When I’ve heard this sort of argument, it’s always been for the purpose of proving that people who are poor deserve to be poor because they just don’t know how to manage money and so no matter how much money they get, they’ll always end up poor in the end.
The obnoxious flip side is the idea that rich people are rich because they’re so damn good at managing money and so the kids of millionaires become millionaires because their parents taught them to manage money, not because of trust funds and nepotism, and if millionaires suddenly lost all their money they’d be better at being poor than all those stupid poor people and they’d gain it back because of their amazing money-management skills.

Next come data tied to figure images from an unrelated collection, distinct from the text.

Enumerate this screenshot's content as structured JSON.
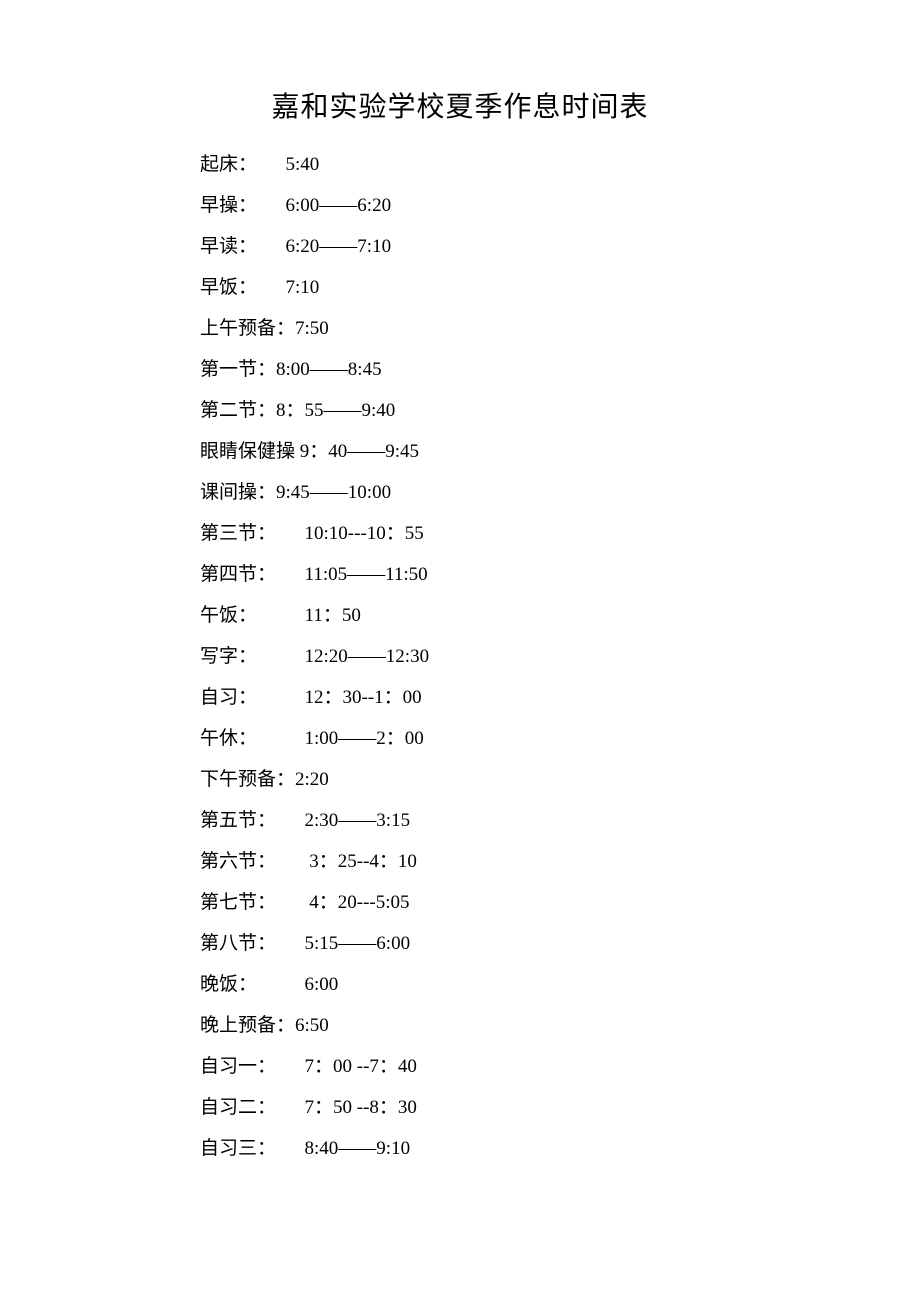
{
  "document": {
    "title": "嘉和实验学校夏季作息时间表",
    "background_color": "#ffffff",
    "text_color": "#000000",
    "title_fontsize": 28,
    "body_fontsize": 19,
    "rows": [
      {
        "label": "起床：",
        "spacer": "　　",
        "value": "5:40"
      },
      {
        "label": "早操：",
        "spacer": "　　",
        "value": "6:00——6:20"
      },
      {
        "label": "早读：",
        "spacer": "　　",
        "value": "6:20——7:10"
      },
      {
        "label": "早饭：",
        "spacer": "　　",
        "value": "7:10"
      },
      {
        "label": "上午预备：",
        "spacer": "",
        "value": "7:50"
      },
      {
        "label": "第一节：",
        "spacer": "",
        "value": "8:00——8:45"
      },
      {
        "label": "第二节：",
        "spacer": "",
        "value": "8：55——9:40"
      },
      {
        "label": "眼睛保健操",
        "spacer": "",
        "value": " 9：40——9:45"
      },
      {
        "label": "课间操：",
        "spacer": "",
        "value": "9:45——10:00"
      },
      {
        "label": "第三节：",
        "spacer": "　　",
        "value": "10:10---10：55"
      },
      {
        "label": "第四节：",
        "spacer": "　　",
        "value": "11:05——11:50"
      },
      {
        "label": "午饭：",
        "spacer": "　　　",
        "value": "11：50"
      },
      {
        "label": "写字：",
        "spacer": "　　　",
        "value": "12:20——12:30"
      },
      {
        "label": "自习：",
        "spacer": "　　　",
        "value": "12：30--1：00"
      },
      {
        "label": "午休：",
        "spacer": "　　　",
        "value": "1:00——2：00"
      },
      {
        "label": "下午预备：",
        "spacer": "",
        "value": "2:20"
      },
      {
        "label": "第五节：",
        "spacer": "　　",
        "value": "2:30——3:15"
      },
      {
        "label": "第六节：",
        "spacer": "　　 ",
        "value": "3：25--4：10"
      },
      {
        "label": "第七节：",
        "spacer": "　　 ",
        "value": "4：20---5:05"
      },
      {
        "label": "第八节：",
        "spacer": "　　",
        "value": "5:15——6:00"
      },
      {
        "label": "晚饭：",
        "spacer": "　　　",
        "value": "6:00"
      },
      {
        "label": "晚上预备：",
        "spacer": "",
        "value": "6:50"
      },
      {
        "label": "自习一：",
        "spacer": "　　",
        "value": "7：00 --7：40"
      },
      {
        "label": "自习二：",
        "spacer": "　　",
        "value": "7：50 --8：30"
      },
      {
        "label": "自习三：",
        "spacer": "　　",
        "value": "8:40——9:10"
      }
    ]
  }
}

(I’m not a fan, obviously.)
I read that John Cheese article and thought it was quite refreshing. There are people who will twist it to be ‘poor people r stoopid’ but I don’t think that was the intention at all.
@katz
bleeeehhhh. How long does coffee need to take to get moldy, anyway?
With my mom, all the time XD Usually she wins, because she’s paying the bills, but when we had a really tiny apartment with low heating bills I had it warmed enough to wear tanktops in the winter.
A lot of it was about the mindset of constant fear and worry you develop when you have to struggle. Which is something that isn’t often talked about (that I’ve seen anyway).
“bleeeehhhh. How long does coffee need to take to get moldy, anyway?”
At least four days (yeah I have managed to avoid it for that long, I was kinda, uh, [TW: suicide] in no state to do anything after attempting to overdose.
But longer than a weekend, and I’ve never seen coffee itself grow mold, just the grounds.
My worst? Left his crockpot hidden in a corner long enough it had maggots. If I never bleach the sink because
it’ skullit’s full of maggots again…*shudders*auggz – it wasn’t the lack of the word “joke” I meant as a typo, it was the implication that anyone making jokes about the fucking HOLOCAUST is doing something minor and just in the realms of bad taste. That is every bit as horrific as rape jokes.
And yeah, what SittieKitty said about dead baby jokes. SIDS is a thing. Miscarriage is a thing. I don’t react as viscerally to those but hello, they’re all fucking abhorrent.